Albertite is a variety of asphalt found in the Albert Formation in Albert County, New Brunswick, and in a deposit at Dingwall, in the north-east of Scotland. It is a type of solid hydrocarbon.

Albertite has a black colour, a resinous luster, and a hardness of 2½. It is less soluble in turpentine than the usual type of asphalt. It was from a mixture of albertite and pitch that kerosene was first distilled in 1846 by Abraham Gesner, a New Brunswick geologist who had heard stories of rocks that burned in the area and gave the material its first scientific study.

== Origin ==
Albertite is formed from oil shale in which some of the hydrocarbons have been remobilised as liquid asphalt.
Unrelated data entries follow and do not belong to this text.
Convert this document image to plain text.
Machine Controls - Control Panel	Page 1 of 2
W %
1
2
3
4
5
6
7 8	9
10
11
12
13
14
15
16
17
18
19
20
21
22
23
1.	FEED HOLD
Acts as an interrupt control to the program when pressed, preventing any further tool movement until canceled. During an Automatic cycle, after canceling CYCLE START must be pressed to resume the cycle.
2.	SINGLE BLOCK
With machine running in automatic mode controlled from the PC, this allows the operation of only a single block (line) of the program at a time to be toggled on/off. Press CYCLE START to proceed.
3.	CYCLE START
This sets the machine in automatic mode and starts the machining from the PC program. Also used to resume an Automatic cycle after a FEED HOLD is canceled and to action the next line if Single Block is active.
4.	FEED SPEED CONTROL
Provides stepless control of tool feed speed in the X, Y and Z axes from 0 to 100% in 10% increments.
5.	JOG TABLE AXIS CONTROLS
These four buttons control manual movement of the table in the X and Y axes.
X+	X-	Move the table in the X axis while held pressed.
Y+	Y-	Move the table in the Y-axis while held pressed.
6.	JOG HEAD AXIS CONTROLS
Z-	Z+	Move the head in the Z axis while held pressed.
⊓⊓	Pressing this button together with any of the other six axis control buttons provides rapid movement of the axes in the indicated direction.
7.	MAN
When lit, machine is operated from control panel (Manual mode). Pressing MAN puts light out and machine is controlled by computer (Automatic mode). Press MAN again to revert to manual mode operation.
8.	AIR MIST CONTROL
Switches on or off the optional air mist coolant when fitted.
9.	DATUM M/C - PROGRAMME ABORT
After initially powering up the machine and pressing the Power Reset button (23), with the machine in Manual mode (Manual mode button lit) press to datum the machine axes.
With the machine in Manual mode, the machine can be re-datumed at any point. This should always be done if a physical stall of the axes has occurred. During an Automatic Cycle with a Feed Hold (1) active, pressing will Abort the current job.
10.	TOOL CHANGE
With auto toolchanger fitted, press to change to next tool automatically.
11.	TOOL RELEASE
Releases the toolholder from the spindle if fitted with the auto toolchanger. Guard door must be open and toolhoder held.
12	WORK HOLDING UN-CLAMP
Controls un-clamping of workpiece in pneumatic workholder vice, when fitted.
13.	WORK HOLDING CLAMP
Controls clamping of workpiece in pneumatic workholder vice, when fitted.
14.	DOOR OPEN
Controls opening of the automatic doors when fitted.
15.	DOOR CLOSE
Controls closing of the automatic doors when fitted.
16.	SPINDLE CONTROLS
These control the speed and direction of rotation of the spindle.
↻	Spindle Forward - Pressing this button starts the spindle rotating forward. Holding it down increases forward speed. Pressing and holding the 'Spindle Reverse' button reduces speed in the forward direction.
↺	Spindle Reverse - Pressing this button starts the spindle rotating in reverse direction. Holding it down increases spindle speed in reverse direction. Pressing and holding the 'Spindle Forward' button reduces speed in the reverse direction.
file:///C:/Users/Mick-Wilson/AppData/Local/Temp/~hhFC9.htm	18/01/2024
The process is as follows:

- Crude oil (petroleum) is produced from source rocks (in the case of Albert Mines, oil shale).
- The petroleum migrates through fractures and becomes trapped in the apex of an anticline.
- The lighter oils gradually leak out through the weakly permeable caprock.
- The bituminous residues (tars, asphaltanes, etc.) are left behind in the fractures as albertite.

== Occurrence ==
Albertite is named after Albert County in New Brunswick, Canada, where it was first found in the area that became known as Albert Mines. There, the albertite occurs as discordant, cross-cutting veins in the core of an anticline. It was initially mistaken for coal. Most geologists of the 1800s were puzzled by how this "coal" came to be discordant to the local strata, as they did not understand the nature of its oil shale source rock, or the fact that the albertite was essentially solidified asphaltum.

Extraterrestrial albertite has also been detected on the dwarf planet Ceres.